My right arm ached deep into the socket; it lay slack across my torso. I could not lift it. Every other muscle was weak as dust. I’d wet myself. The closet was not only dark because the light was blown out; there was smoke in it. I coughed.
As quickly as I could, I sorted myself out and struggled out of the closet. My strongest emotion was one of disgust at my own stupidity; if this didn’t prove that no one on this earth could be stupider than Calley Dakin, I didn’t know what would. A small dirty cloud of smoke hung just below the ceiling of my room. The window was open; I turned on my little fan to help circulate the smoke on out and draw in the good air.

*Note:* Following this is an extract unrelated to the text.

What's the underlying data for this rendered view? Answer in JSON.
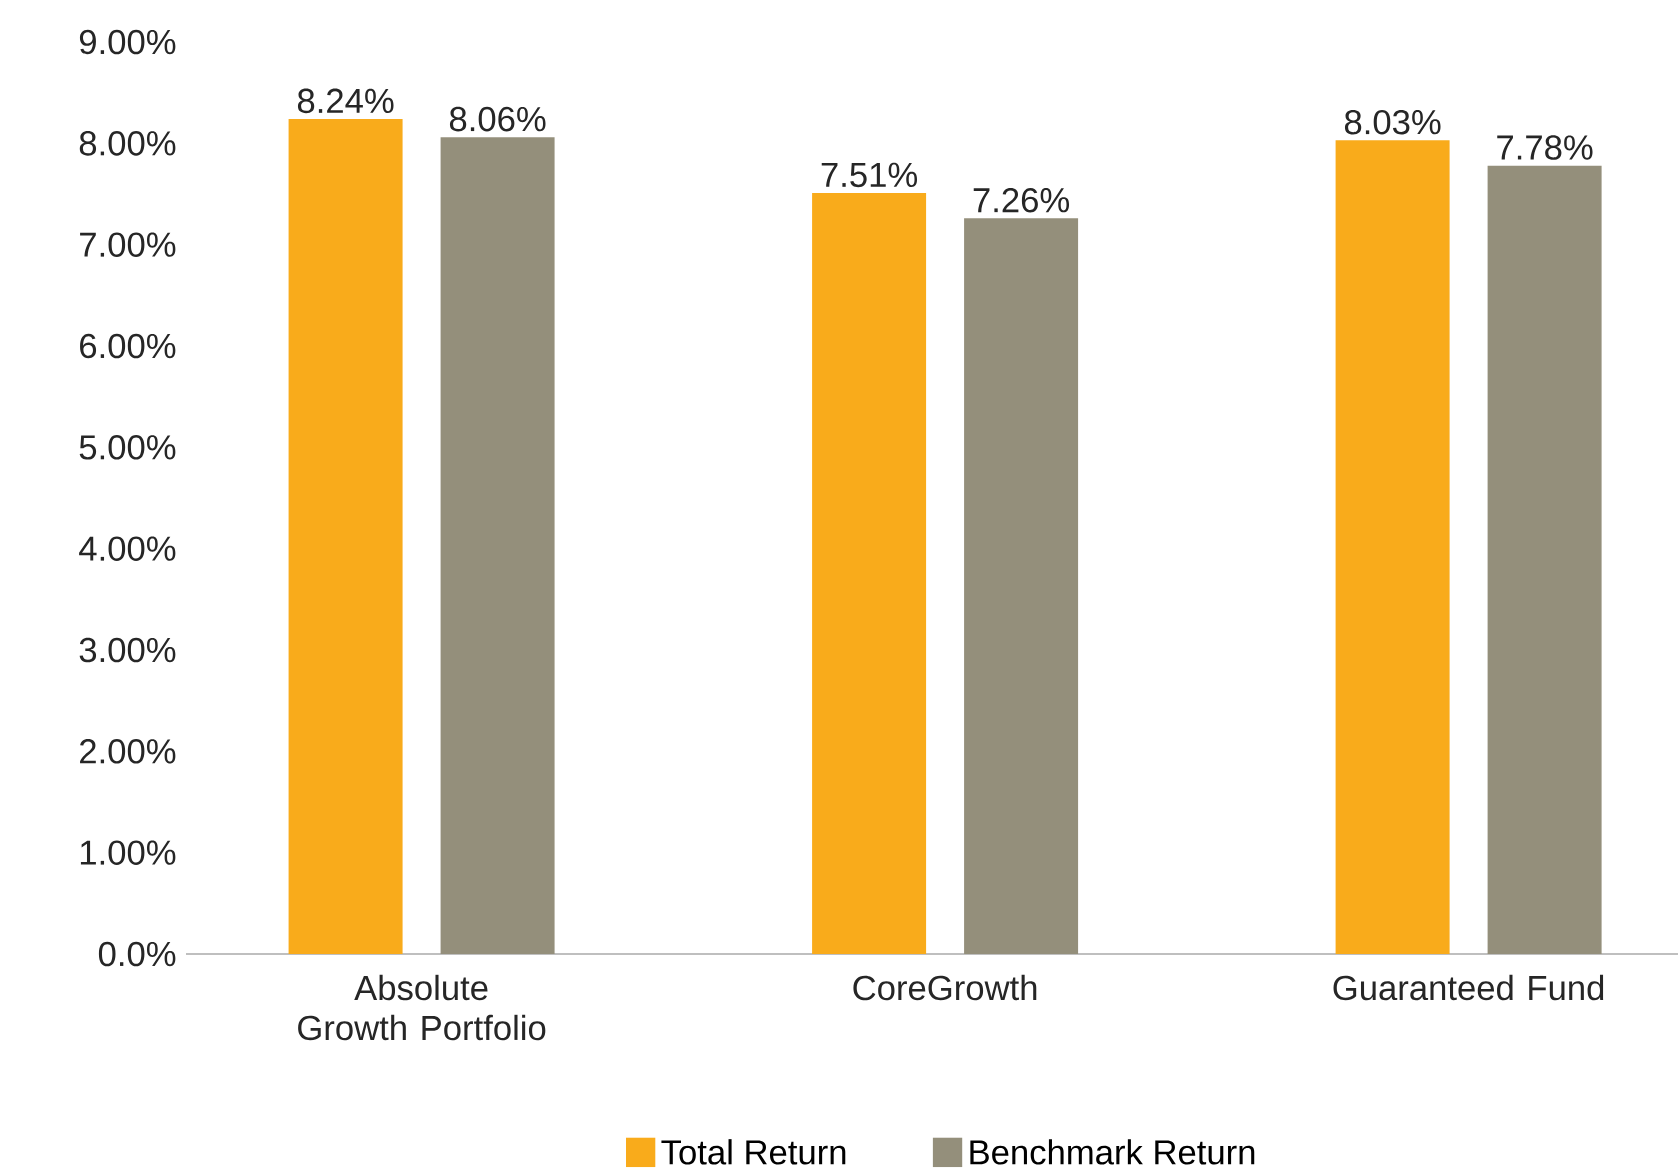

Taking the flashlight from my bottom drawer, I staggered back into the closet. It was a huge relief to see no flame. I no longer heard the fire; apparently it had gone out.
I sniffed. Lovely. A bouquet of fragrant pee, ash and ozone smell. The flashlight beam showed me the electrical line and the top of the light fixture. Where the line joined the fixture, the insulation was gone. I knew at once that I had managed to touch a live wire, but the beam showed me where it was. The little tin box was wide open—and heaped with ash and fragments of burnt bills.
So much for storing up treasure in this world. I dropped onto my bed, pulled a pillow over my face and laughed into it until my stomach hurt.
I had a mess to clean up, and myself. I kept a supply of small waxed-paper sandwich bags for disposal of used tampons. With a couple of these in hand, as quietly as I could and with due care of the exposed wire, I collected the little tin box and its ashy contents. Then I played the flashlight again to make sure that I had gotten everything even remotely flammable. The light picked up a dark corner of something. I used the flashlight itself like a hook to move the object closer. It was a book.
Even before I turned the flashlight full on it, I recognized the most common size and shape of a bird guide. An odd thought intruded: I don’t see it. It’s not there. But it was, most assuredly. There. As gingerly as if it were electrified, I touched it with my forefinger.